Mit 22 Gold-, 21 Silber- und 22 Bronze-Medaillen sicherten sich die Athleten aus Großbritannien Platz vier in der Gesamtwertung. Vor allem der Bahnrad-Fahrer Jason Kenny sorgte mit seinen starken Leistungen für Furore im Vereinigten Königreich. Am letzten Olympia-Tag feierte der Brite seinen siebten Olympiasieg und kürte sich zum erfolgreichsten britischen Olympioniken – er hat jetzt eine Goldmedaille mehr als Sir Chris Hoy.

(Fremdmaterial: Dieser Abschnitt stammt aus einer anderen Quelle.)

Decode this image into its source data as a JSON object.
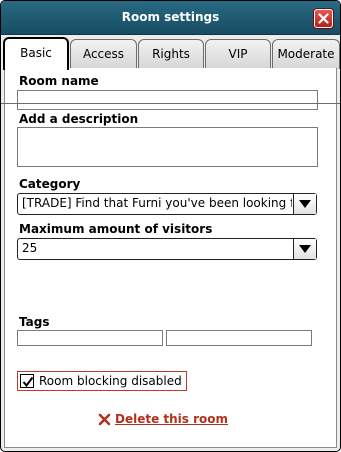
{
  "window": {
    "title": "Room settings"
  },
  "tabs": [
    {
      "label": "Basic",
      "active": true
    },
    {
      "label": "Access",
      "active": false
    },
    {
      "label": "Rights",
      "active": false
    },
    {
      "label": "VIP",
      "active": false
    },
    {
      "label": "Moderate",
      "active": false
    }
  ],
  "form": {
    "room_name_label": "Room name",
    "room_name_value": "",
    "description_label": "Add a description",
    "description_value": "",
    "category_label": "Category",
    "category_value": "[TRADE] Find that Furni you've been looking for",
    "max_visitors_label": "Maximum amount of visitors",
    "max_visitors_value": "25",
    "tags_label": "Tags",
    "tag1_value": "",
    "tag2_value": "",
    "room_blocking_label": "Room blocking disabled",
    "room_blocking_checked": true,
    "delete_label": "Delete this room"
  },
  "colors": {
    "titlebar": "#1f5a72",
    "close": "#c9302c",
    "delete": "#b0311c"
  }
}
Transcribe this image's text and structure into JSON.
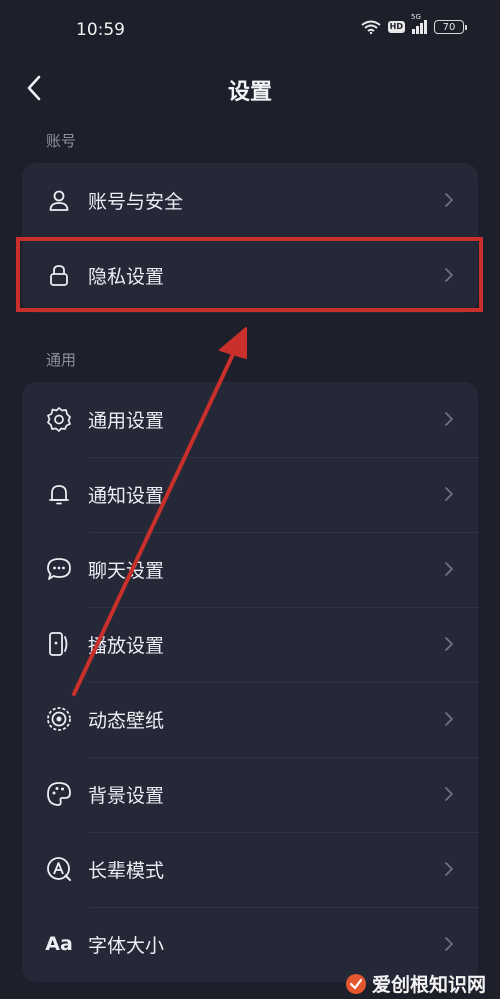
{
  "status_bar": {
    "time": "10:59",
    "hd_badge": "HD",
    "network_badge": "5G",
    "battery_level": "70"
  },
  "nav": {
    "title": "设置"
  },
  "sections": [
    {
      "label": "账号",
      "items": [
        {
          "label": "账号与安全",
          "icon": "user-icon"
        },
        {
          "label": "隐私设置",
          "icon": "lock-icon",
          "highlighted": true
        }
      ]
    },
    {
      "label": "通用",
      "items": [
        {
          "label": "通用设置",
          "icon": "gear-icon"
        },
        {
          "label": "通知设置",
          "icon": "bell-icon"
        },
        {
          "label": "聊天设置",
          "icon": "chat-bubble-icon"
        },
        {
          "label": "播放设置",
          "icon": "play-device-icon"
        },
        {
          "label": "动态壁纸",
          "icon": "dynamic-wallpaper-icon"
        },
        {
          "label": "背景设置",
          "icon": "palette-icon"
        },
        {
          "label": "长辈模式",
          "icon": "elder-mode-icon"
        },
        {
          "label": "字体大小",
          "icon": "font-size-icon",
          "glyph": "Aa"
        }
      ]
    }
  ],
  "watermark": {
    "text": "爱创根知识网"
  },
  "colors": {
    "background": "#1d1f2b",
    "card": "#252836",
    "highlight": "#c9302c",
    "text": "#eceef4",
    "muted": "#8c8f9c"
  }
}
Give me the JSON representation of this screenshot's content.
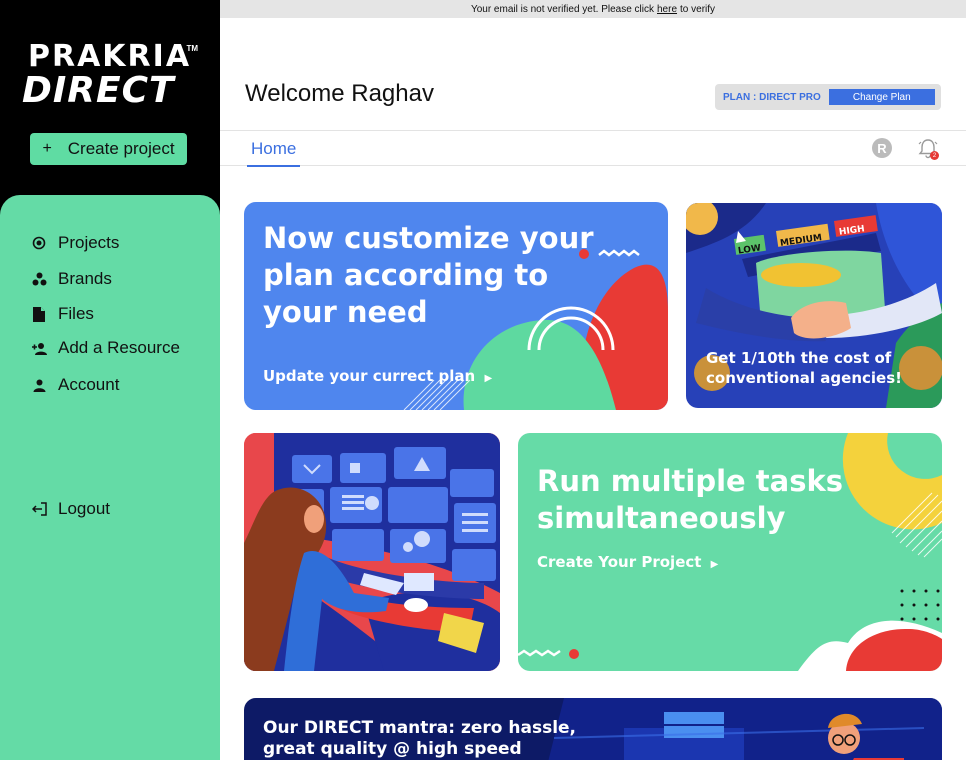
{
  "banner": {
    "prefix": "Your email is not verified yet. Please click",
    "link": "here",
    "suffix": "to verify"
  },
  "brand": {
    "line1": "PRAKRIA",
    "line2": "DIRECT",
    "tm": "TM"
  },
  "sidebar": {
    "create_label": "Create project",
    "items": [
      {
        "label": "Projects",
        "icon": "target-icon"
      },
      {
        "label": "Brands",
        "icon": "brands-icon"
      },
      {
        "label": "Files",
        "icon": "file-icon"
      },
      {
        "label": "Add a Resource",
        "icon": "add-user-icon"
      },
      {
        "label": "Account",
        "icon": "user-icon"
      }
    ],
    "logout_label": "Logout"
  },
  "header": {
    "welcome": "Welcome Raghav",
    "plan_label": "PLAN : DIRECT PRO",
    "change_plan": "Change Plan"
  },
  "tabs": {
    "home": "Home",
    "avatar_initial": "R",
    "notification_count": "2"
  },
  "cards": {
    "customize": {
      "title_line1": "Now customize your",
      "title_line2": "plan according to",
      "title_line3": "your need",
      "link": "Update your currect plan"
    },
    "cost": {
      "text_line1": "Get 1/10th the cost of",
      "text_line2": "conventional agencies!",
      "low": "LOW",
      "medium": "MEDIUM",
      "high": "HIGH"
    },
    "tasks": {
      "title_line1": "Run multiple tasks",
      "title_line2": "simultaneously",
      "link": "Create Your Project"
    },
    "mantra": {
      "line1": "Our DIRECT mantra: zero hassle,",
      "line2": "great quality @ high speed"
    }
  },
  "colors": {
    "accent_green": "#64dba6",
    "accent_blue": "#3b6fe0",
    "card_blue": "#4f86ee",
    "red": "#e8474b",
    "sidebar_bg": "#000000"
  }
}
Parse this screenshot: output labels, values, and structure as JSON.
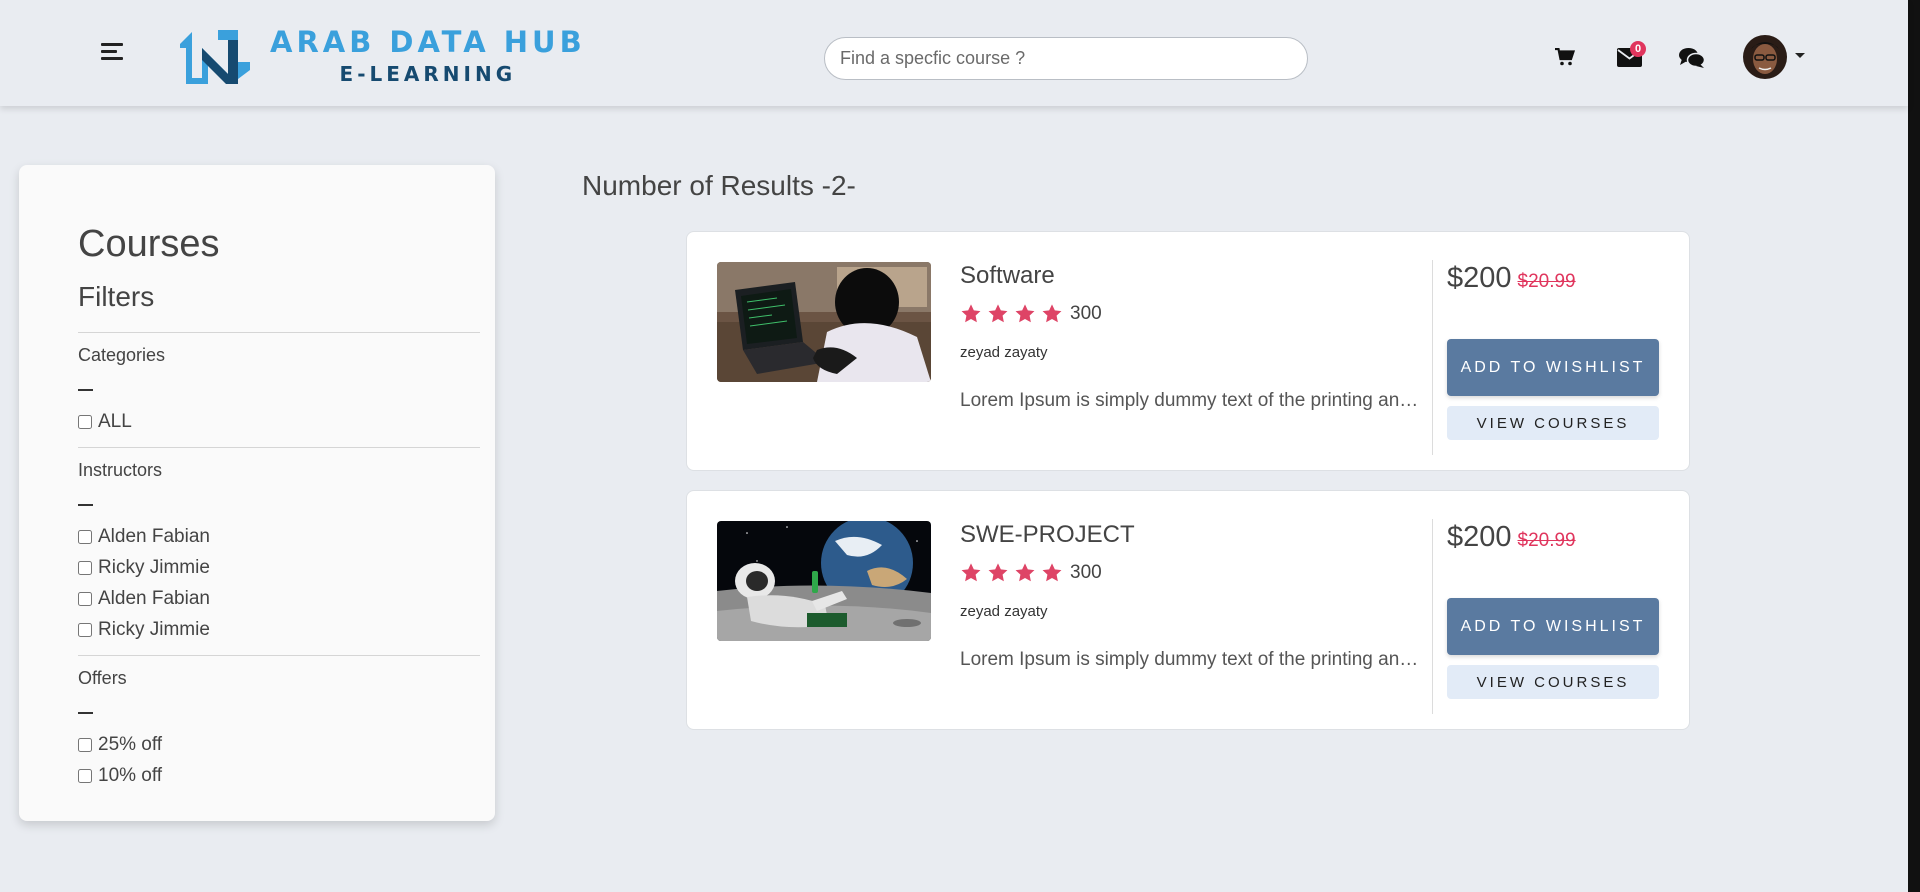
{
  "header": {
    "logo_title": "ARAB DATA HUB",
    "logo_subtitle": "E-LEARNING",
    "search_placeholder": "Find a specfic course ?",
    "messages_badge": "0",
    "icons": [
      "menu-icon",
      "cart-icon",
      "envelope-icon",
      "chat-icon",
      "avatar",
      "caret-down-icon"
    ],
    "colors": {
      "brand_light": "#3aa0dc",
      "brand_dark": "#164a70",
      "badge": "#e0355d"
    }
  },
  "sidebar": {
    "title": "Courses",
    "subtitle": "Filters",
    "categories": {
      "label": "Categories",
      "options": [
        "ALL"
      ]
    },
    "instructors": {
      "label": "Instructors",
      "options": [
        "Alden Fabian",
        "Ricky Jimmie",
        "Alden Fabian",
        "Ricky Jimmie"
      ]
    },
    "offers": {
      "label": "Offers",
      "options": [
        "25% off",
        "10% off"
      ]
    }
  },
  "results": {
    "count_label": "Number of Results -2-",
    "courses": [
      {
        "title": "Software",
        "rating_stars": 4,
        "rating_count": "300",
        "instructor": "zeyad zayaty",
        "description": "Lorem Ipsum is simply dummy text of the printing and typesetting industry.",
        "price": "$200",
        "old_price": "$20.99",
        "wishlist_label": "ADD TO WISHLIST",
        "view_label": "VIEW COURSES"
      },
      {
        "title": "SWE-PROJECT",
        "rating_stars": 4,
        "rating_count": "300",
        "instructor": "zeyad zayaty",
        "description": "Lorem Ipsum is simply dummy text of the printing and typesetting industry.",
        "price": "$200",
        "old_price": "$20.99",
        "wishlist_label": "ADD TO WISHLIST",
        "view_label": "VIEW COURSES"
      }
    ],
    "colors": {
      "star": "#de4466",
      "wishlist_button": "#5a7aa0",
      "view_button": "#e2ebf7"
    }
  }
}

Es gibt Nationen, bei denen man sich angesichts der Einwohnerstärke fast zwangsläufig fragt, wie die jeweilige Platzierung im Medaillenspiegel zustande kommen kann. Ein solches Beispiel lieferten bei den Spielen in Tokio San Marino (rund 33.000 Einwohner) und Argentinien (rund 45 Millionen Einwohner). Mit jeweils zwei Bronze- und einer Silber-Medaille liegen die beiden Länder auf dem geteilten Rang 72 der Gesamtwertung. Für San Marino ging die Schützin Alessandra Perilli in die Geschichtsbücher ein, als sie im Trap Bronze gewann und damit die erste Medaille überhaupt für San Marino bei Olympia. Seit 1960 tritt der Zwergstaat bei Sommerspielen an.